AAJ: But sometimes it takes a lot of time before history decides whether the music is significant or not. Time will tell what the music means for the total context.
SS: That's true, in terms of the big picture. But most musicians aren't thinking that way. They really think about what they are doing when the concert starts musically or maybe their next gig or recording and what they're contributing to it. Thinking about the big picture prevents you from just being yourself. But your point about history is correct. You never know what might later turn out to be of great importance. And, on a more personal level, you never know when your music is going to have a positive effect on some listener who is depressed or lost a partner, or is going through some other personal problem, and your music lifts them up just a little bit, maybe years later, by way of recordings, and maybe that's the real value or purpose of why you played it! You can touch someone you don't know when you least expect it.
From Modernism to Post-Modernism in Jazz
AAJ: Returning to our original topic of the scope of jazz today, I for one am old fashioned-and I think there are many from my generation who are like me. I came of age in the 1950s-60s. The prevailing philosophies were existentialism and modernism, which allowed that there were truth and beauty amid the turmoil and absurdity of life. Then, everything about truth and beauty seemed to fall apart. The true and the beautiful were, as Derrida said, "deconstructed." So we went into the era of "post-modernism,' in which truth and beauty can be whatever we want it to be. "It is what it is." An architect can make a very modern building and put a Roman column or a couple of medieval gargoyles at the entrance. Anything goes. Can we say that a lot of the new music is "post-modern?"
SS: Maybe, maybe not. I think your problem may be that you're living in the time you're in, and you're trying to define it at the same time. It's very hard to do that. And you're talking about relativism versus universal truth. In terms of music history, the baroque era of J.S. Bach wasn't really defined as "baroque" until the 1950s, when musicologists gave it that name. Bach didn't know he was composing baroque music!
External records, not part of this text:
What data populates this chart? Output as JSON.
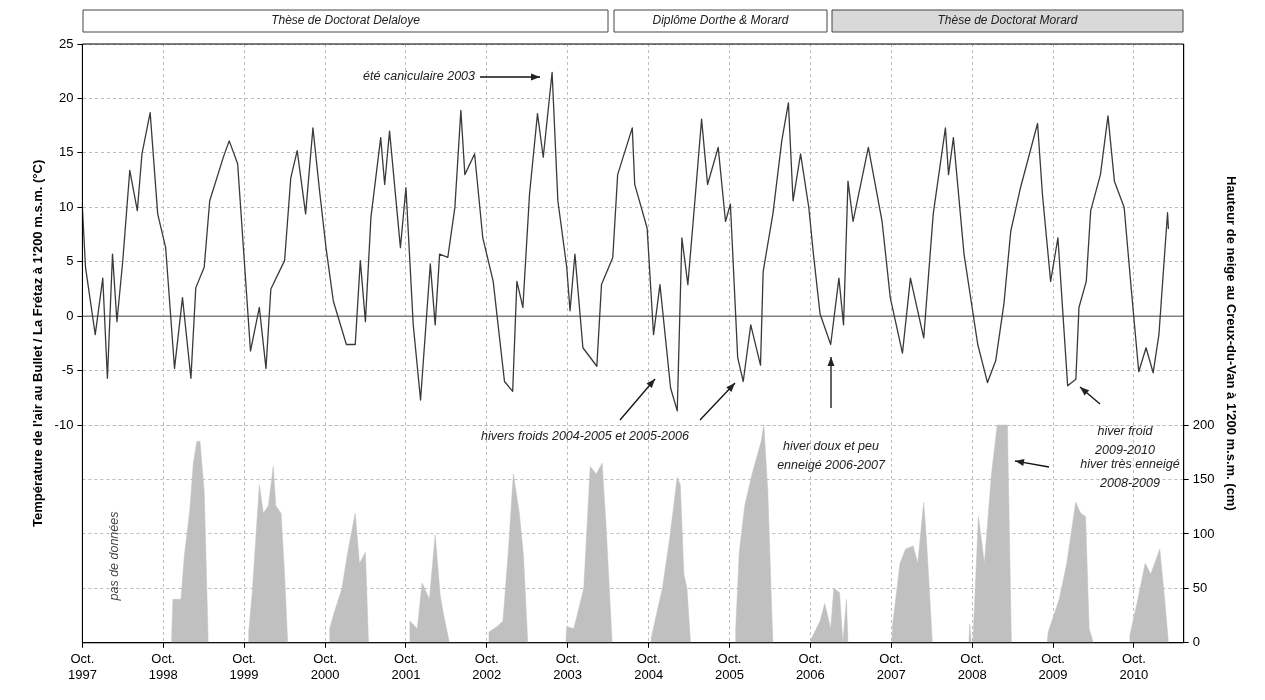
{
  "chart_data": {
    "type": "line",
    "ylabel": "Température de l'air au Bullet / La Frétaz à 1'200 m.s.m. (°C)",
    "y2label": "Hauteur de neige au Creux-du-Van à 1'200 m.s.m. (cm)",
    "xlim": [
      "1997-10-01",
      "2011-05-14"
    ],
    "xticks": [
      {
        "value": "1997-10",
        "label": "Oct. 1997"
      },
      {
        "value": "1998-10",
        "label": "Oct. 1998"
      },
      {
        "value": "1999-10",
        "label": "Oct. 1999"
      },
      {
        "value": "2000-10",
        "label": "Oct. 2000"
      },
      {
        "value": "2001-10",
        "label": "Oct. 2001"
      },
      {
        "value": "2002-10",
        "label": "Oct. 2002"
      },
      {
        "value": "2003-10",
        "label": "Oct. 2003"
      },
      {
        "value": "2004-10",
        "label": "Oct. 2004"
      },
      {
        "value": "2005-10",
        "label": "Oct. 2005"
      },
      {
        "value": "2006-10",
        "label": "Oct. 2006"
      },
      {
        "value": "2007-10",
        "label": "Oct. 2007"
      },
      {
        "value": "2008-10",
        "label": "Oct. 2008"
      },
      {
        "value": "2009-10",
        "label": "Oct. 2009"
      },
      {
        "value": "2010-10",
        "label": "Oct. 2010"
      }
    ],
    "ylim": [
      -30,
      25
    ],
    "yticks": [
      -10,
      -5,
      0,
      5,
      10,
      15,
      20,
      25
    ],
    "y2lim": [
      0,
      550
    ],
    "y2ticks": [
      0,
      50,
      100,
      150,
      200
    ],
    "grid": true,
    "ref_lines": [
      {
        "axis": "y",
        "value": 0,
        "color": "#808080"
      }
    ],
    "annotations": [
      "Thèse de Doctorat Delaloye",
      "Diplôme Dorthe & Morard",
      "Thèse de Doctorat Morard",
      "été caniculaire 2003",
      "hivers froids 2004-2005 et 2005-2006",
      "hiver doux et peu\nenneigé 2006-2007",
      "hiver froid\n2009-2010",
      "hiver très enneigé\n2008-2009",
      "pas de données"
    ],
    "series": [
      {
        "type": "area",
        "axis": "y2",
        "color": "#c0c0c0",
        "x": [
          "1998-11-07",
          "1998-11-14",
          "1998-12-20",
          "1999-01-04",
          "1999-01-29",
          "1999-02-14",
          "1999-03-02",
          "1999-03-16",
          "1999-04-04",
          "1999-04-15",
          "1999-04-22",
          "1999-10-19",
          "1999-10-22",
          "1999-11-07",
          "1999-12-09",
          "1999-12-27",
          "2000-01-19",
          "2000-02-10",
          "2000-02-21",
          "2000-03-16",
          "2000-04-01",
          "2000-04-15",
          "2000-10-19",
          "2000-10-22",
          "2000-11-07",
          "2000-12-16",
          "2001-01-11",
          "2001-02-14",
          "2001-03-05",
          "2001-04-01",
          "2001-04-15",
          "2001-10-15",
          "2001-10-19",
          "2001-11-21",
          "2001-12-13",
          "2002-01-15",
          "2002-02-10",
          "2002-03-05",
          "2002-03-20",
          "2002-04-15",
          "2002-10-08",
          "2002-10-11",
          "2002-11-17",
          "2002-12-13",
          "2003-01-08",
          "2003-01-29",
          "2003-02-25",
          "2003-03-16",
          "2003-04-04",
          "2003-09-23",
          "2003-09-27",
          "2003-10-29",
          "2003-12-13",
          "2004-01-11",
          "2004-02-07",
          "2004-03-05",
          "2004-03-23",
          "2004-04-19",
          "2004-10-11",
          "2004-10-15",
          "2004-12-02",
          "2005-01-04",
          "2005-02-07",
          "2005-02-21",
          "2005-03-09",
          "2005-03-23",
          "2005-04-08",
          "2005-10-26",
          "2005-10-29",
          "2005-11-14",
          "2005-12-09",
          "2006-01-11",
          "2006-02-03",
          "2006-02-21",
          "2006-03-05",
          "2006-03-23",
          "2006-04-08",
          "2006-04-15",
          "2006-10-01",
          "2006-10-04",
          "2006-11-14",
          "2006-12-05",
          "2007-01-01",
          "2007-01-15",
          "2007-02-10",
          "2007-02-25",
          "2007-03-13",
          "2007-03-20",
          "2007-10-04",
          "2007-10-08",
          "2007-11-10",
          "2007-12-05",
          "2008-01-08",
          "2008-01-29",
          "2008-02-25",
          "2008-03-09",
          "2008-04-04",
          "2008-09-16",
          "2008-09-20",
          "2008-09-27",
          "2008-10-04",
          "2008-10-29",
          "2008-11-25",
          "2008-12-27",
          "2009-01-22",
          "2009-02-14",
          "2009-03-09",
          "2009-03-27",
          "2009-09-05",
          "2009-09-09",
          "2009-10-29",
          "2009-12-02",
          "2010-01-11",
          "2010-02-03",
          "2010-02-25",
          "2010-03-13",
          "2010-04-01",
          "2010-09-09",
          "2010-09-13",
          "2010-10-19",
          "2010-11-21",
          "2010-12-16",
          "2011-01-26",
          "2011-02-17",
          "2011-03-06"
        ],
        "values": [
          0,
          40,
          40,
          79,
          122,
          165,
          185,
          185,
          139,
          56,
          0,
          0,
          10,
          46,
          145,
          119,
          126,
          162,
          126,
          119,
          63,
          0,
          0,
          13,
          25,
          50,
          83,
          119,
          73,
          83,
          0,
          0,
          20,
          13,
          55,
          40,
          99,
          43,
          26,
          0,
          0,
          10,
          15,
          20,
          89,
          155,
          119,
          79,
          0,
          0,
          15,
          13,
          50,
          162,
          155,
          165,
          106,
          0,
          0,
          7,
          50,
          96,
          152,
          145,
          63,
          50,
          0,
          0,
          13,
          83,
          126,
          155,
          172,
          185,
          200,
          139,
          40,
          0,
          0,
          3,
          20,
          36,
          13,
          50,
          46,
          0,
          40,
          0,
          0,
          17,
          73,
          86,
          89,
          73,
          129,
          93,
          0,
          0,
          17,
          0,
          0,
          116,
          73,
          155,
          200,
          200,
          200,
          0,
          0,
          10,
          40,
          73,
          129,
          119,
          116,
          13,
          0,
          0,
          7,
          40,
          73,
          63,
          86,
          40,
          0
        ]
      },
      {
        "type": "line",
        "color": "#3a3a3a",
        "x": [
          "1997-10-01",
          "1997-10-15",
          "1997-11-28",
          "1998-01-01",
          "1998-01-22",
          "1998-02-14",
          "1998-03-06",
          "1998-04-01",
          "1998-05-03",
          "1998-06-06",
          "1998-06-27",
          "1998-08-03",
          "1998-09-06",
          "1998-10-12",
          "1998-11-21",
          "1998-12-27",
          "1999-02-03",
          "1999-02-25",
          "1999-04-04",
          "1999-04-29",
          "1999-07-01",
          "1999-07-26",
          "1999-09-02",
          "1999-10-01",
          "1999-10-30",
          "1999-12-09",
          "2000-01-08",
          "2000-01-30",
          "2000-04-01",
          "2000-04-29",
          "2000-05-28",
          "2000-07-05",
          "2000-08-07",
          "2000-09-06",
          "2000-10-05",
          "2000-11-07",
          "2001-01-05",
          "2001-02-14",
          "2001-03-09",
          "2001-04-01",
          "2001-04-26",
          "2001-06-09",
          "2001-06-27",
          "2001-07-19",
          "2001-09-06",
          "2001-10-01",
          "2001-11-03",
          "2001-12-06",
          "2002-01-19",
          "2002-02-10",
          "2002-03-02",
          "2002-04-08",
          "2002-05-10",
          "2002-06-06",
          "2002-06-24",
          "2002-08-07",
          "2002-09-13",
          "2002-10-30",
          "2002-11-21",
          "2002-12-20",
          "2003-01-26",
          "2003-02-14",
          "2003-03-13",
          "2003-04-12",
          "2003-05-18",
          "2003-06-13",
          "2003-07-23",
          "2003-08-18",
          "2003-09-27",
          "2003-10-12",
          "2003-11-03",
          "2003-12-09",
          "2004-02-10",
          "2004-03-02",
          "2004-04-22",
          "2004-05-14",
          "2004-07-19",
          "2004-07-30",
          "2004-09-24",
          "2004-10-23",
          "2004-11-21",
          "2005-01-08",
          "2005-02-07",
          "2005-02-28",
          "2005-03-27",
          "2005-04-29",
          "2005-05-28",
          "2005-06-24",
          "2005-08-11",
          "2005-09-13",
          "2005-10-05",
          "2005-11-07",
          "2005-12-02",
          "2006-01-05",
          "2006-02-18",
          "2006-03-02",
          "2006-04-15",
          "2006-05-25",
          "2006-06-24",
          "2006-07-15",
          "2006-08-18",
          "2006-09-24",
          "2006-10-15",
          "2006-11-14",
          "2007-01-01",
          "2007-02-07",
          "2007-02-28",
          "2007-03-20",
          "2007-04-12",
          "2007-06-20",
          "2007-08-21",
          "2007-09-27",
          "2007-11-21",
          "2007-12-27",
          "2008-02-25",
          "2008-04-08",
          "2008-06-02",
          "2008-06-16",
          "2008-07-08",
          "2008-08-25",
          "2008-10-26",
          "2008-12-09",
          "2009-01-15",
          "2009-02-21",
          "2009-03-24",
          "2009-05-07",
          "2009-07-23",
          "2009-08-14",
          "2009-09-20",
          "2009-10-23",
          "2009-12-06",
          "2010-01-12",
          "2010-01-26",
          "2010-02-28",
          "2010-03-20",
          "2010-05-03",
          "2010-06-06",
          "2010-07-05",
          "2010-08-18",
          "2010-09-20",
          "2010-10-23",
          "2010-11-25",
          "2010-12-27",
          "2011-01-22",
          "2011-03-02",
          "2011-03-06"
        ],
        "values": [
          10,
          4.5,
          -1.7,
          3.5,
          -5.7,
          5.7,
          -0.5,
          5,
          13.4,
          9.7,
          14.9,
          18.7,
          9.4,
          6.3,
          -4.8,
          1.7,
          -5.7,
          2.6,
          4.5,
          10.6,
          14.7,
          16.1,
          14,
          5.4,
          -3.2,
          0.8,
          -4.8,
          2.5,
          5.1,
          12.7,
          15.2,
          9.4,
          17.3,
          11.5,
          6.3,
          1.4,
          -2.6,
          -2.6,
          5.1,
          -0.5,
          9.1,
          16.4,
          12.1,
          17,
          6.3,
          11.8,
          -0.8,
          -7.7,
          4.8,
          -0.8,
          5.7,
          5.4,
          10,
          18.9,
          13,
          14.9,
          7.2,
          3.2,
          -0.8,
          -6,
          -6.9,
          3.2,
          0.8,
          11.2,
          18.6,
          14.6,
          22.4,
          10.6,
          4.5,
          0.5,
          5.7,
          -2.9,
          -4.6,
          2.9,
          5.4,
          13,
          17.3,
          12.1,
          8.1,
          -1.7,
          2.9,
          -6.6,
          -8.7,
          7.2,
          2.9,
          10.9,
          18.1,
          12.1,
          15.5,
          8.7,
          10.3,
          -3.8,
          -6,
          -0.8,
          -4.5,
          4.1,
          9.4,
          16.1,
          19.6,
          10.6,
          14.9,
          10,
          5.7,
          0.2,
          -2.6,
          3.5,
          -0.8,
          12.4,
          8.7,
          15.5,
          8.7,
          1.7,
          -3.4,
          3.5,
          -2,
          9.4,
          17.3,
          13,
          16.4,
          5.7,
          -2.6,
          -6.1,
          -4.1,
          1.1,
          7.8,
          11.8,
          17.7,
          11.2,
          3.2,
          7.2,
          -6.4,
          -5.8,
          0.8,
          3.2,
          9.7,
          13,
          18.4,
          12.4,
          10,
          2.3,
          -5.1,
          -2.9,
          -5.2,
          -1.7,
          9.5,
          8
        ]
      }
    ]
  }
}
We don't really know what the music of today is all about either.
With jazz, we have historical periods that we retrospectively call Dixieland, swing, bebop, but we don't know what we're in today. All we can say is that musicians are drawing on the whole tradition of jazz and other music from around the world. It's all wide open for everyone to use. But we don't yet know how it all comes together or how history will view it.
Ethnic and Geographical Diversity
AAJ: If we could view jazz today from a wide perspective, from a space satellite, so to speak, we would see that it has disseminated around the world -no longer just America and Europe -it's finding a significant place in Asia, Africa, South America, Australia, you name it. We would also see that we have many different forms and influences from everywhere and of all kinds. In one respect, that's very enriching and stimulating and creative, but if I were a musician today, I would feel perplexed. I wouldn't know what to hold onto.
SS: That's a very good point. There's so much out there now, and it's all available at your fingertips on the web, and so many diverse influences. It's very hard to know where the center is, what's the foundation. For musicians coming up today, that could pose quite a dilemma. That could have a numbing effect as I mentioned earlier, not knowing what direction to go in. And to deal with it, too many of them latch on to the "jazz canon" that they learn in school, and they stick with it because it's a safe area, but that could stifle their creativity and finding their own voice. It's a real problem.
For Young Musicians Seeking Their Own Way
AAJ: So what guidance could you offer those young musicians?
SS: I'd say keep your ears open to whatever comes your way. But also get together with the musicians who live and work in your neck of the woods. There, you can create your own vocabulary and your own music. Don't sit at the computer or stereo. Get out and play with the musicians you know!
AAJ: And that way, you'll be developing your own vocabulary.
SS: Absolutely! That's the primary directive of what an artist should do.
AAJ: Bobby Zankel made a similar point. Rather than try to fit in with the whole jazz scene today, he's focusing on his own bands and working on his own path and vocabulary.
SS: Yes, it's so important to find your own path and stay with it.
AAJ: Bobby also said that when he started out, he tried to play as much as possible in bands with more experienced musicians so he could learn from them.
SS: Yes, and even now I try to get with the guys who influenced me and see what else I can learn from them.
AAJ: So maybe what we're saying is that mentorship is essential.
SS: It doesn't necessarily have to be a formal mentor relationship. Just hanging out and exposing yourself to someone you admire and appreciate, talking to them, you're going to absorb a lot just being around them.
AAJ: To wrap up our conversation, what's the message you'd like readers to take with them?
SS: I would say, whether you're a fan or a musician, go to hear live music more. Check out venues and musicians who are new to you. Expose yourself to new music. Go with an open mind and listen to what the music is all about. Think of it as listening to a painting. It's a great way to get away from your daily preoccupations and just let the music overtake you. You may discover a solution to a particular problem in your personal life or work life while listening to live music. It's important for all of us, musicians or not, to stay open to new experiences. That's what makes life worthwhile and fulfilling.